Congress needs to step in to protect consumers and treat this growing economic sector fairly. Nearly nine in 10 Americans use the internet, of whom 45 percent have bought digital goods. Since the early 2000s, the digital sector has grown more than three times faster than the overall economy, averaging 5.6 percent of annual growth. Hundreds of billions of e-books, songs, apps and movies have been downloaded and streamed, and the numbers will only increase as advances like Internet of Things (IoT) technology and 5G wireless networks become accessible to more Americans. In 2020, mobile app sales alone are projected to generate $189 billion.

The success of the digital economy has attracted the attention of revenue-hungry tax collectors, and states are in a free-for-all to tax consumers online. The majority of states already tax digital goods and services in some form, and several more are taking steps to follow suit. The lack of consistency in tax laws and the absence of clear federal guidelines about jurisdictional authority threaten to expose digital consumers to duplicative taxes on the same transaction.

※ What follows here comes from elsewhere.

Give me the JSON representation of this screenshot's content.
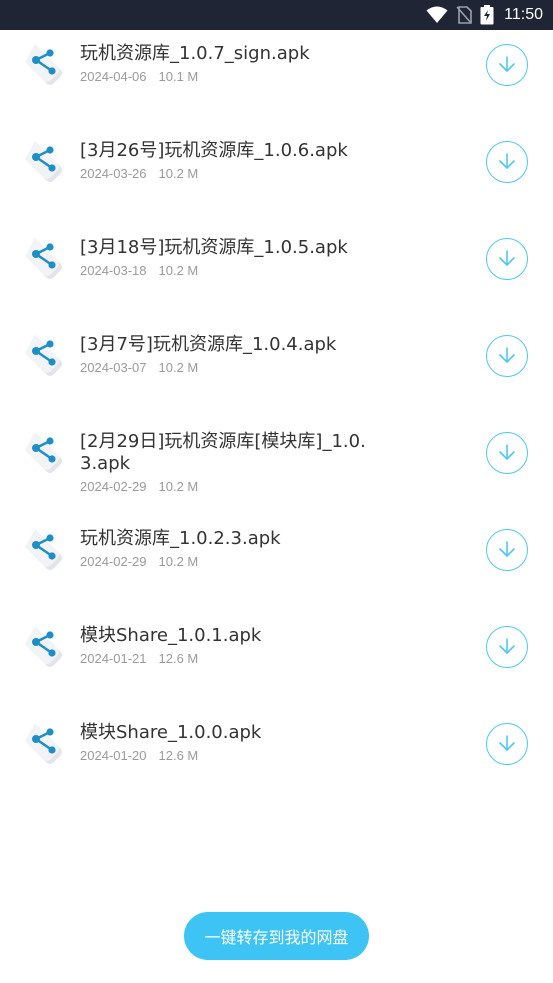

New bipartisan legislation in Congress, the Digital Goods and Services Fairness Act, addresses this problem by creating rules of the road to determine which state has the right to tax a digital transaction, if it chooses to do so at all. Two bills have just been introduced,

The Senate and House bills — sponsored by Senators John Thune of South Dakota and Ron Wyden of Oregon and by congressmen Steve Cohen of Tennessee and John Ratcliffe Texas — do not establish a national sales tax nor mandate that any state impose a tax on digital goods or services. Those decisions would be left up to individual state policymakers. However, the state where the consumer lives would have the sole authority to impose a tax on a digital good, preventing unfair and duplicative taxes that penalize consumers for engaging in digital commerce.

The bill would also prohibit discriminatory treatment of digital goods in state tax codes. Some states impose a higher tax rate on digital products than on their physical counterparts. For instance, those who choose to buy a digital music album instead of a physical CD could wind up paying a higher tax rate. Tax neutrality between similar tangible and digital goods is vital; governments have no business incentivizing one over the other.

Enacting the Digital Goods and Services Fairness Act is an important and overdue step toward tax fairness for both consumers and the businesses that create digital products. Without congressional leadership on this issue, the millions of Americans who participate in the digital economy every day will remain at risk.